The Claude Messages API is Anthropic's primary request and response contract for building on Claude: a structured array of content blocks (text, images, tool calls, and tool results) that the model continues turn by turn, with streaming and a tool-use loop.
How it works
A request is an ordered array of messages, the first from the user and the roles alternating from there, and each message's content is either a plain string or a list of typed blocks: text, images, a tool call, a tool result, or model reasoning. The model reads the whole array as the current state and appends one assistant turn. When that turn needs a client-side tool, the model emits a tool-call block and stops; the caller runs the tool and sends the result back as a block in the next user turn, and the model resumes from there, so one logical exchange can span several request and response round trips, while server-side tools run inside the vendor infrastructure without that caller pause. Responses can be returned whole or streamed incrementally as a sequence of events, which is the same content assembled progressively rather than a different contract.

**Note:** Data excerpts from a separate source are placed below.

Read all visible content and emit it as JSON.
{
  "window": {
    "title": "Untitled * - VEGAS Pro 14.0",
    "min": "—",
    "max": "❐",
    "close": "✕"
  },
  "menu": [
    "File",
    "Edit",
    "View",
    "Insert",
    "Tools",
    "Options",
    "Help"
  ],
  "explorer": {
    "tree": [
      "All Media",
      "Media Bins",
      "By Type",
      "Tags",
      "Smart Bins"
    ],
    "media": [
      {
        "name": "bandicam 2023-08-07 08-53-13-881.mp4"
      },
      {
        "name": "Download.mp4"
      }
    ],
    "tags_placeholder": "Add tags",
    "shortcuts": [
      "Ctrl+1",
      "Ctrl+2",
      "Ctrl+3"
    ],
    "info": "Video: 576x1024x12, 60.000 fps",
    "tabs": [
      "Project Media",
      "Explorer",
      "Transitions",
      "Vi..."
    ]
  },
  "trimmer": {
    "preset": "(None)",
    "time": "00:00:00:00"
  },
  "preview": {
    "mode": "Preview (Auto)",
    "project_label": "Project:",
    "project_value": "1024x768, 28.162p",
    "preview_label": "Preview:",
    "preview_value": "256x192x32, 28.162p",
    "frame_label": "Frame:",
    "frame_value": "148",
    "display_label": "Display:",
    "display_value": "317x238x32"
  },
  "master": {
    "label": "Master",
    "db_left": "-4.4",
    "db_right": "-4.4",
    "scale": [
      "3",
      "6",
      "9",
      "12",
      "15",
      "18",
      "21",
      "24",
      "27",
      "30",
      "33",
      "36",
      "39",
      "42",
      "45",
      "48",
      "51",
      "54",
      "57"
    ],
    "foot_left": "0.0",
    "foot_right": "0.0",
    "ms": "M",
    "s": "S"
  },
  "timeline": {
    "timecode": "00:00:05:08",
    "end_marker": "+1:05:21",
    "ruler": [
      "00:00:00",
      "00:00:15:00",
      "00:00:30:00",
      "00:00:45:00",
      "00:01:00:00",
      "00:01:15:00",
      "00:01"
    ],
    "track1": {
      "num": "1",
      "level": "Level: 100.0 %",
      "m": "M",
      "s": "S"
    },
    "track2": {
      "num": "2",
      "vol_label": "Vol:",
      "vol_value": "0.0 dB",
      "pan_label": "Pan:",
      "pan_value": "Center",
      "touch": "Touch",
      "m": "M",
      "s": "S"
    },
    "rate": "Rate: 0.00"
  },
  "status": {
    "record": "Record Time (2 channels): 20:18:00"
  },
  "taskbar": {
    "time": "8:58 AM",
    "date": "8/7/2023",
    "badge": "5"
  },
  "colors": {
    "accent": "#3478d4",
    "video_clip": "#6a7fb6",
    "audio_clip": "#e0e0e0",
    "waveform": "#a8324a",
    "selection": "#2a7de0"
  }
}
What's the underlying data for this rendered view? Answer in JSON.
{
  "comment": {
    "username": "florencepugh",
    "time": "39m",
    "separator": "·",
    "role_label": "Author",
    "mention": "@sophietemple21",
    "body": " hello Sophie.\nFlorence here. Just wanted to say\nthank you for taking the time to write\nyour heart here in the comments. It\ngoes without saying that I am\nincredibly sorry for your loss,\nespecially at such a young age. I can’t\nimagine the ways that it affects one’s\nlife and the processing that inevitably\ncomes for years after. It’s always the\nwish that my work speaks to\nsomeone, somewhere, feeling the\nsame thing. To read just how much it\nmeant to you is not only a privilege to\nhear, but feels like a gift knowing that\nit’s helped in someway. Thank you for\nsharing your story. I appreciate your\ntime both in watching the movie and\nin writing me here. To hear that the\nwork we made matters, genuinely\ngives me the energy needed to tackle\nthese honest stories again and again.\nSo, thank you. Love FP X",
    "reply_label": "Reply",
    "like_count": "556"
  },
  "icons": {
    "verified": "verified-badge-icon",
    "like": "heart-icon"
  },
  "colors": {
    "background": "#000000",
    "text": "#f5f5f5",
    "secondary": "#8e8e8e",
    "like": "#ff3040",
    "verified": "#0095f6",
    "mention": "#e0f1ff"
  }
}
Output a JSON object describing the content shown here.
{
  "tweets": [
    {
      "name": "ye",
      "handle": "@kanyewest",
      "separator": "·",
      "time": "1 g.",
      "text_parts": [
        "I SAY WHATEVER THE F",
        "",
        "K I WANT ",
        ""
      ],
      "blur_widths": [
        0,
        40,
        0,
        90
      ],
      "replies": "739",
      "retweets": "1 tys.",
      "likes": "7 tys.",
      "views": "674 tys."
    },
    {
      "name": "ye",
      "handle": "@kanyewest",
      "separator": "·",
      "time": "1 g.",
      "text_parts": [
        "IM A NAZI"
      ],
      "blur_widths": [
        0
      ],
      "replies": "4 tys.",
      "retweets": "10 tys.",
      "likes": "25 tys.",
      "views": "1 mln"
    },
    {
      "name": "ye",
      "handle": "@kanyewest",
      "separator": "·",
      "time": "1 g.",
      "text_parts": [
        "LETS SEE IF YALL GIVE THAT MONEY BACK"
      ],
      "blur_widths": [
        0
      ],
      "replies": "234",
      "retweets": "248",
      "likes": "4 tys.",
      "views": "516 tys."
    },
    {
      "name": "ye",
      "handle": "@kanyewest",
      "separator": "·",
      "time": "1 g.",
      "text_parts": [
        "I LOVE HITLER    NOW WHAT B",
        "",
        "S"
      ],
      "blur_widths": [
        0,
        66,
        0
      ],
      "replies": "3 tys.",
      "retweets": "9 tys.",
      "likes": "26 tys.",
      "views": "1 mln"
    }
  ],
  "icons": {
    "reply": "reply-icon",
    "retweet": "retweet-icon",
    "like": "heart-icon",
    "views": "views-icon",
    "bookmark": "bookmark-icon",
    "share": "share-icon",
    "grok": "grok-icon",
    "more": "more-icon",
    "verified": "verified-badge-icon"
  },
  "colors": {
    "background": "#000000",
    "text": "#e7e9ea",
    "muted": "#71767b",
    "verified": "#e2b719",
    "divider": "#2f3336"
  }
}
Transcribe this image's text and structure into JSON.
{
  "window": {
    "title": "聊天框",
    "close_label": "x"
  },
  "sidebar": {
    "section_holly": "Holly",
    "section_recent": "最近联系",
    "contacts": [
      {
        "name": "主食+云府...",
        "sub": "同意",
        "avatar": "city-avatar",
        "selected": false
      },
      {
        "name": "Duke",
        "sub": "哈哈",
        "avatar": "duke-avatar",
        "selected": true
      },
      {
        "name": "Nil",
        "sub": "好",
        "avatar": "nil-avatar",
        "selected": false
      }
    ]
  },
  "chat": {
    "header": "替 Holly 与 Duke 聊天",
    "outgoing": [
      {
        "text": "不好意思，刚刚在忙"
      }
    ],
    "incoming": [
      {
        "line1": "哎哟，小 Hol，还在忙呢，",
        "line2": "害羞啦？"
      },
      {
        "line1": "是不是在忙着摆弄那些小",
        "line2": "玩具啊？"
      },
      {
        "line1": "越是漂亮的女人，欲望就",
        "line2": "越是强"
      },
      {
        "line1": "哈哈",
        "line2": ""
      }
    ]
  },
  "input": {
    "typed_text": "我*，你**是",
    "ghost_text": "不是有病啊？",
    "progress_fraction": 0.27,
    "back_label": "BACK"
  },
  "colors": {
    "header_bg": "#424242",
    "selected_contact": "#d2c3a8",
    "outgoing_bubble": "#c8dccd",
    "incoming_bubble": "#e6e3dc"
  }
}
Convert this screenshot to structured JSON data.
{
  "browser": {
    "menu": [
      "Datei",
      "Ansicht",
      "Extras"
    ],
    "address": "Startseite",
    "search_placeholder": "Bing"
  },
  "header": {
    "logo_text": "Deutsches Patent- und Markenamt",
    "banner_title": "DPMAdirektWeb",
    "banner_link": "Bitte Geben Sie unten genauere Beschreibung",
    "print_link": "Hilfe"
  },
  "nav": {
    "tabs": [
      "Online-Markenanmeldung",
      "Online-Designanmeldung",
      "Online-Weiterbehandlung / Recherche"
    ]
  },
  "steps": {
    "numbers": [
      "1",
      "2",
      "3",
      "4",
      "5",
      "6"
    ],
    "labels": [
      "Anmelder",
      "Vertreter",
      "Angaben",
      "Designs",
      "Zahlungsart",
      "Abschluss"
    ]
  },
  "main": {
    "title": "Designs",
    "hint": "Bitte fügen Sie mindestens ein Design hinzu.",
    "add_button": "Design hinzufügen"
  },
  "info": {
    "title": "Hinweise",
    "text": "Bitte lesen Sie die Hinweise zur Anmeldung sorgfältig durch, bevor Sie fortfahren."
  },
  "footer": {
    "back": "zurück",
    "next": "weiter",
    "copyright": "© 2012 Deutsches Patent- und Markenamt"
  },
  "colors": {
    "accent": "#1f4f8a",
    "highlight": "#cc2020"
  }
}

Capabilities such as caching part of the input, asking the model to reason before it answers, and defining structured tools all live on this one request rather than on separate endpoints, carried by dedicated request fields and extra block types.
Why it matters
Treating the model as a black box is what makes an integration brittle, because the behavior you actually control is the contract: which blocks you send, in what order, and how you handle the turn where the model hands control back. Most integration failures I have seen are contract failures rather than model failures: a tool result returned in the wrong shape, state dropped between turns, a streamed response reassembled incorrectly. The trade-off the contract imposes is that it is essentially stateless, since the model does not remember the last call and the caller resends the relevant history every turn, which keeps the protocol simple but means the request grows with the conversation and the caller owns what to keep and what to drop. Getting the contract right is therefore less about prompt wording than about the plumbing around it, and contract failures are deterministically testable where model behavior has to be evaluated instead. The contract is still not the whole reliability story, since a well-formed request can meet a model that hallucinates a tool argument or drifts from an instruction, so the framing makes failures legible without replacing evaluation of the model itself.
In practice
An assistant that can look up live data sends the model a tool definition alongside the conversation. The model replies not with an answer but with a tool-call block naming the lookup and its arguments, then stops; the integration runs the lookup, appends the result as a block in the next turn, and the model continues from the real value instead of guessing. If that result block is out of order or malformed the API rejects the request outright, and if it is well-formed but wrong the model quietly reasons from bad input, which is why the loop is the part worth testing first.
Practical considerations
The contract is versioned, and a request names the API version it targets, so a robust integration pins a version rather than tracking the latest implicitly and being surprised when defaults move. Some capabilities are gated behind opt-in headers while they stabilize, which means a feature can be available to one request and absent from another against the same model depending on what the caller declared. Because the protocol is stateless, the practical cost center is the growing message array: every turn resends history, so a long conversation pays for that history on each call, and managing what to carry forward is the caller's job, not the model's. Streaming trades a single response for a sequence of partial events the caller must reassemble, which is worth it for latency-sensitive interfaces and an avoidable complication when it is not. A single request can combine text and images in its content blocks, define tools, and constrain whether the model may, must, or must not call one, so the levers are composed per request rather than chosen once globally.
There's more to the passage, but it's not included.